3:45 So the goal of this exercise
3:47 is to go through the entire 2.5 megabytes of text.
3:51 extract all of these links, convert the links to domains
3:55 and then, rank the domains by how many times
3:57 we link back to them.
3:59 So that's our goal in this little exploration here.
4:02 And we could make this look a little bit less crazy
4:04 by just getting the first 100 characters.
4:06 Maybe 100 isn't enough. Let's say 300. There we go.
4:10 That looks like it's something were looking for, right?
4:14 So once we have that working, we can go over here
4:16 and just comment this out or we can entirely remove it.

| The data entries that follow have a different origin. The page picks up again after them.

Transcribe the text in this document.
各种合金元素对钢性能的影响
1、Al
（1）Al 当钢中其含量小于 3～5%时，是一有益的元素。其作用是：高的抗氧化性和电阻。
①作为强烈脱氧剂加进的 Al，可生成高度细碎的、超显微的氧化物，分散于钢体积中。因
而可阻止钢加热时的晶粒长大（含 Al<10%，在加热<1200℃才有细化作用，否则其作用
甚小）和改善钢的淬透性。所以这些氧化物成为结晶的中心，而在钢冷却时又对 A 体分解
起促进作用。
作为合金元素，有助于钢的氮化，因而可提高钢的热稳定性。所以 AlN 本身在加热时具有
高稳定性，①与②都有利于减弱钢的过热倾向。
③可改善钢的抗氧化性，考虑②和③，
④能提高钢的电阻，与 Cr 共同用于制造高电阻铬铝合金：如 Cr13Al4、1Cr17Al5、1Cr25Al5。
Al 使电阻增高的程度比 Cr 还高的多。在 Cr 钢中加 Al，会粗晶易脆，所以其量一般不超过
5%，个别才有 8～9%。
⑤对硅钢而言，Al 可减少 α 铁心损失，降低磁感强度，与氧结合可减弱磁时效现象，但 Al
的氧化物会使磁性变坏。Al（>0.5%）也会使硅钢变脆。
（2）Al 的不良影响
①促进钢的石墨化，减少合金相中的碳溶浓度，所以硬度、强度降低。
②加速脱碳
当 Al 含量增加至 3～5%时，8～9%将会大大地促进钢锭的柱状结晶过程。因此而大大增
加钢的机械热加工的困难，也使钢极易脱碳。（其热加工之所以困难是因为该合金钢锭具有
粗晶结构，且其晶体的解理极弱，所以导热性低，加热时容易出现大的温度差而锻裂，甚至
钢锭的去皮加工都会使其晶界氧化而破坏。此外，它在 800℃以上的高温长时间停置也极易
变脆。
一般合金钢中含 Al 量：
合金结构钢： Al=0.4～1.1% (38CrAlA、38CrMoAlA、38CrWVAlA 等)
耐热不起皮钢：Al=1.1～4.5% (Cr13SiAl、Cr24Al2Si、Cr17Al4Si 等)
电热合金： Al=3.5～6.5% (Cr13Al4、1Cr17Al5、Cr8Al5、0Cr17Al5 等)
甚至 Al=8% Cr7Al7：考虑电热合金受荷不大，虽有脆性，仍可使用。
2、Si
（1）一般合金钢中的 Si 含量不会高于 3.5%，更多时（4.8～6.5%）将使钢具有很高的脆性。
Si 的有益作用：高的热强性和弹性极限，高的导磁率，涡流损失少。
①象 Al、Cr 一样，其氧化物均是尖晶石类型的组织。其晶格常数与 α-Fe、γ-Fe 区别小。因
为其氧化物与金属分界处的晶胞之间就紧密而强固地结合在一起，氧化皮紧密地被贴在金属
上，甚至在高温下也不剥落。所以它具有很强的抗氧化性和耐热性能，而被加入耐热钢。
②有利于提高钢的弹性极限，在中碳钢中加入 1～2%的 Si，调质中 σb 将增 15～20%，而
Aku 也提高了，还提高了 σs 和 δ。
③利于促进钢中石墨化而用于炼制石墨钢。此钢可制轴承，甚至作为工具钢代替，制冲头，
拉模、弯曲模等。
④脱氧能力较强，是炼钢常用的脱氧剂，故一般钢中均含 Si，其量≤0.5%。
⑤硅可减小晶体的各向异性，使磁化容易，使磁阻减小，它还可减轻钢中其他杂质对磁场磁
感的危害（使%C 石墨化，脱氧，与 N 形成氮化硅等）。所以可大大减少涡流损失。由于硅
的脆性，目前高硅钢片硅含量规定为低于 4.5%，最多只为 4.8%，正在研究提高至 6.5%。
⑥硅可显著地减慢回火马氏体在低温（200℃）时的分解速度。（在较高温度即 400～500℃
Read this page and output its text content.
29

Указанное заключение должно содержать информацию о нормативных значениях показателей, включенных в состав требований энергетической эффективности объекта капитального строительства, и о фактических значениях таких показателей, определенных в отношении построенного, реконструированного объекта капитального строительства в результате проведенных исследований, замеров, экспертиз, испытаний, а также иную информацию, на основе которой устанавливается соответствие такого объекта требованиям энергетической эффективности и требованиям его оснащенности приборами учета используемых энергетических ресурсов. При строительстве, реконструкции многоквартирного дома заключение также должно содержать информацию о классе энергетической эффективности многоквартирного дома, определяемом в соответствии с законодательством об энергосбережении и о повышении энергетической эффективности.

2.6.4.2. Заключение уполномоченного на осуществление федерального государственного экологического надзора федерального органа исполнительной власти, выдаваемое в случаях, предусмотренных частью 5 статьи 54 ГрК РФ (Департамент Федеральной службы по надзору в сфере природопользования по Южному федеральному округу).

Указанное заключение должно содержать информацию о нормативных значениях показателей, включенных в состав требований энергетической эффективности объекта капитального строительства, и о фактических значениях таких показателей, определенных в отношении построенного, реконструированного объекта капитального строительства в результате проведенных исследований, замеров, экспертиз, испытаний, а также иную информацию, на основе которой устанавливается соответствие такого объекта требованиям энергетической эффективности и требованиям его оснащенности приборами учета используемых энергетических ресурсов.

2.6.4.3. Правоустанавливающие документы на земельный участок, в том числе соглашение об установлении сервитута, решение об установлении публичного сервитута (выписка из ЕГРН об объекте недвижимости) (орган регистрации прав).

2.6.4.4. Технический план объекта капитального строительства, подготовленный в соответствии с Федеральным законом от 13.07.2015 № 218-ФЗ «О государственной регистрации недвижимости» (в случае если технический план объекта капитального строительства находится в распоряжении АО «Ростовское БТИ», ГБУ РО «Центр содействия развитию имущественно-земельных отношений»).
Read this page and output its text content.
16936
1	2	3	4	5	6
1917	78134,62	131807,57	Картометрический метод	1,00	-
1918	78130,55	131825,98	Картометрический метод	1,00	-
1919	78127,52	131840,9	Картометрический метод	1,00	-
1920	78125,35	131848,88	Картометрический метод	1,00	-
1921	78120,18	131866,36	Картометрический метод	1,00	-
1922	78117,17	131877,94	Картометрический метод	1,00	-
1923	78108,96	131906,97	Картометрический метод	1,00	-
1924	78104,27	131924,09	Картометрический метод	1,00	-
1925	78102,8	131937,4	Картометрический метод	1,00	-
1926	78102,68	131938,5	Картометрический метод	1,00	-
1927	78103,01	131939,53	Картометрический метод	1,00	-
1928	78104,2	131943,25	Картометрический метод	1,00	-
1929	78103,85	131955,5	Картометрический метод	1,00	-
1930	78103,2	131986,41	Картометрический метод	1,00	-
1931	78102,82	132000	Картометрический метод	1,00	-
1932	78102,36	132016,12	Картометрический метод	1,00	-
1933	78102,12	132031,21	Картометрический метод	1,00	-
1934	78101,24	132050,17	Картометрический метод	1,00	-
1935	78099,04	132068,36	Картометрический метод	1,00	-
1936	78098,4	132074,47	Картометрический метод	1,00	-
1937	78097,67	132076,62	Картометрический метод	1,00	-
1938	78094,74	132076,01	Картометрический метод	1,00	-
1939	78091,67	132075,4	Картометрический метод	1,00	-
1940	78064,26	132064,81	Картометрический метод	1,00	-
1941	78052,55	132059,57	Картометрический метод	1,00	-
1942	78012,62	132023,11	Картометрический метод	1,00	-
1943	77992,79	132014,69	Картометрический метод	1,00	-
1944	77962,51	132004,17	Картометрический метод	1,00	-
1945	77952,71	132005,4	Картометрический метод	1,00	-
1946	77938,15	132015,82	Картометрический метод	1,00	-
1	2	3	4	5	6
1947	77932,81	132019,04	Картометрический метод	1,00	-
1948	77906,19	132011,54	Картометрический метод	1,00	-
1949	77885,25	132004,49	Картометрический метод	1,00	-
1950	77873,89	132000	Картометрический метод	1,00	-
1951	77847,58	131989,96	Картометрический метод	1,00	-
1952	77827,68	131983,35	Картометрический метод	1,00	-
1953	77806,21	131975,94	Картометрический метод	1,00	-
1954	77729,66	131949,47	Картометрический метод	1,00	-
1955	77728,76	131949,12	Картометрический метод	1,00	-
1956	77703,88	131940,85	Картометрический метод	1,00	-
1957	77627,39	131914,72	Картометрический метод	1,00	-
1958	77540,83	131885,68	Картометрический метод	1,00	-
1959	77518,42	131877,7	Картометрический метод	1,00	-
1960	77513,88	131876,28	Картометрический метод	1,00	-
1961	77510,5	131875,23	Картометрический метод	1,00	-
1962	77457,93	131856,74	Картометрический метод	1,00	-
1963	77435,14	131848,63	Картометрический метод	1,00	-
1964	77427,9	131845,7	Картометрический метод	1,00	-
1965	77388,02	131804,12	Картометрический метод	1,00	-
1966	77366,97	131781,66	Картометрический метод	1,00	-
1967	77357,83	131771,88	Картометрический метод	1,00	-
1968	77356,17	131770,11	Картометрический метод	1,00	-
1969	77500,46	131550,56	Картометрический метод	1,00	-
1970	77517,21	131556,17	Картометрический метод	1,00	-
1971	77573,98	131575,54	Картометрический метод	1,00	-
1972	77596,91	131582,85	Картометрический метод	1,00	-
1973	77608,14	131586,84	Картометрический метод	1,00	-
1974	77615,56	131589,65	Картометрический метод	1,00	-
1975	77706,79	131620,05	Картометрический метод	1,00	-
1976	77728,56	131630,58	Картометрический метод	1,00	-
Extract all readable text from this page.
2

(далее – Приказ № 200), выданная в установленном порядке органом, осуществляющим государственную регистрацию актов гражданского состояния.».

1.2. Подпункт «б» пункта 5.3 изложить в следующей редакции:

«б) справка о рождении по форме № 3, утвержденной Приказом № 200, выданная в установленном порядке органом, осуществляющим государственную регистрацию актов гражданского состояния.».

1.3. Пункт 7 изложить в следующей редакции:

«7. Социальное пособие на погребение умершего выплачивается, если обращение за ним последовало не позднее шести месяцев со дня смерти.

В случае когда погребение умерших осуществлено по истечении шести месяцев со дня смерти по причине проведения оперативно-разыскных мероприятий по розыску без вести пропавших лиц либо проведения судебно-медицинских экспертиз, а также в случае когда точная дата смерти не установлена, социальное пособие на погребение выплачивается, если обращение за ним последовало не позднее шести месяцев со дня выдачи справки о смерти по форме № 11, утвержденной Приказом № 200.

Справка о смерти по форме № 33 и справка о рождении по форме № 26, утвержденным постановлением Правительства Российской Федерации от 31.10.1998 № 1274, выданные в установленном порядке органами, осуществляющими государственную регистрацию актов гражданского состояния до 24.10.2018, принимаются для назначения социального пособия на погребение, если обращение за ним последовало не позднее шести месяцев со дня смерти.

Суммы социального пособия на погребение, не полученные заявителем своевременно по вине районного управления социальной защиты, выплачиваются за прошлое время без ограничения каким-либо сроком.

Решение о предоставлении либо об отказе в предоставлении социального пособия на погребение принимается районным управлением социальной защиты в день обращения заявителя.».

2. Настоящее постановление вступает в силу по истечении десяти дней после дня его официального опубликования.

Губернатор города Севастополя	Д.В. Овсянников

4:19 I mean we would want to put something like
4:21 download it or extracted some number of entries
4:24 the length of entries.
4:26 Someday, who knows, maybe that going to be in the thousands
4:29 so we'll put digit grouping
4:31 so let's run this one more time.
4:32 You just hit Control + Enter.
4:35 Come up here and you see the hotkeys and stuff, like run and so on.
4:41 There we go, so we have a little summary like
4:43 hey, we got 152 entries.
4:44 We could go look at the website and that would look correct.
4:47 So we're well on our way to talking to the sever
4:51 getting the data, exploring it
4:53 and I wasn't totally sure that it was description
4:55 or summary I wanted.
4:56 I can just kind of poke around at it here
4:58 and I can poke right without rerunning
5:00 the expensive, quote, expensive.
5:02 It takes a couple of seconds
5:03 but imagine you're doing data science
5:05 and it's a huge computation.
5:07 I could rerun this
5:08 and explore it without having to rerun the whole program.
5:12 It's really different than straight apps, right?